The Wickedness of Design Research Practice- IASDR 2013

We submitted a paper that I wrote together with Johan Redström to the IASDR’13 conference in Tokyo. The paper was accepted and I consequently went to Tokyo to present it. Below you can see a video of me doing my talk at IASDR and you can review the slides I used in it.

The paper can be found here: The Wickedness of Design Research Practice. (or from the conference website here)

In this paper we look at current themes in (interaction) design discourse in order to find support for the difficulties I encounter in the structuring and projecting of my own design research practice.

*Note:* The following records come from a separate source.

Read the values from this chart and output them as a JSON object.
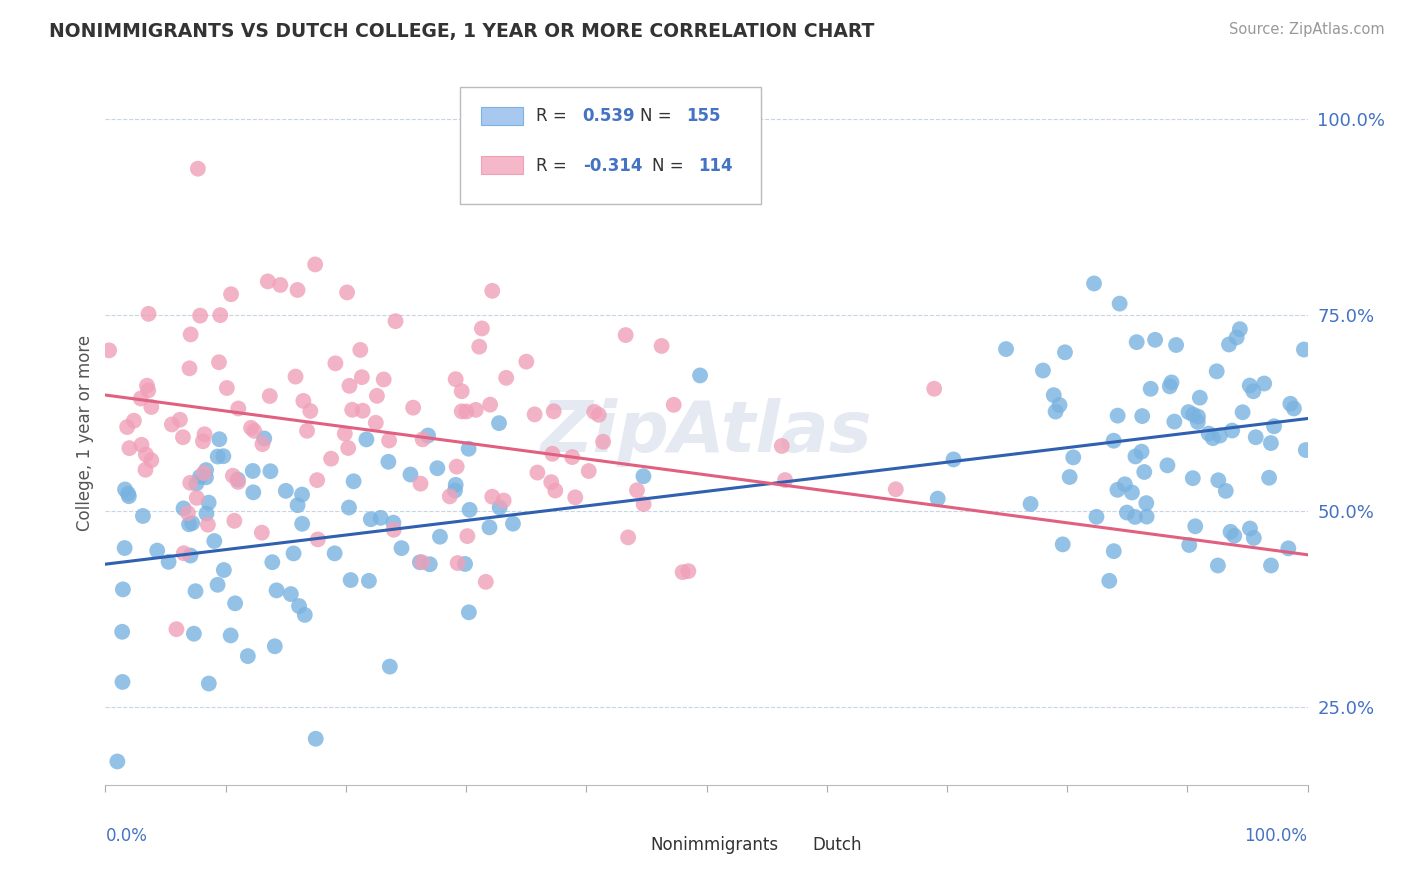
{
  "title": "NONIMMIGRANTS VS DUTCH COLLEGE, 1 YEAR OR MORE CORRELATION CHART",
  "source_text": "Source: ZipAtlas.com",
  "ylabel": "College, 1 year or more",
  "right_yticks": [
    "25.0%",
    "50.0%",
    "75.0%",
    "100.0%"
  ],
  "right_ytick_vals": [
    0.25,
    0.5,
    0.75,
    1.0
  ],
  "legend_entries": [
    {
      "label": "Nonimmigrants",
      "color": "#a8c8f0",
      "R": "0.539",
      "N": "155"
    },
    {
      "label": "Dutch",
      "color": "#f4b8c8",
      "R": "-0.314",
      "N": "114"
    }
  ],
  "blue_dot_color": "#7ab3e0",
  "pink_dot_color": "#f0a0b8",
  "trend_blue_color": "#3060b0",
  "trend_pink_color": "#e06080",
  "R_blue": 0.539,
  "N_blue": 155,
  "R_pink": -0.314,
  "N_pink": 114,
  "xlim": [
    0.0,
    1.0
  ],
  "ylim": [
    0.15,
    1.05
  ],
  "background_color": "#ffffff",
  "grid_color": "#c8d4e8",
  "watermark": "ZipAtlas",
  "title_color": "#333333",
  "axis_label_color": "#4472c4",
  "blue_trend_start_y": 0.432,
  "blue_trend_end_y": 0.618,
  "pink_trend_start_y": 0.648,
  "pink_trend_end_y": 0.444
}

The difficulties I encounter in my own project seem to have to do with what we in the paper call ‘wickedness of design research practice’. We review some papers from the field of practice-led (interaction) design research. The paper identifies that the discussion in current discourse seems to focus on the academic standing of design research, the kinds of knowledge it may yield and in what forms that may be disseminated.
It does not so much go into what is actually done in the practice.
In our paper we propose to shift  focus to how design research practice unfolds, what is it that people do that perform design acts in order to get to grip with what they are inquiring into?; how do they do that? We furthermore propose that some insight into this may come from looking at how design practitioners work with conceptual circles.

Some insightful and exciting comments that I received after my talk were those from John Zimmerman. His main concern was with how in this paper the term wickedness is handled. We went on to discuss ways to advance some of the thoughts of the paper differently so as to develop our ideas on how to work with conceptual circles in design research practice.  At a later time I’ll report back here on the results of those efforts.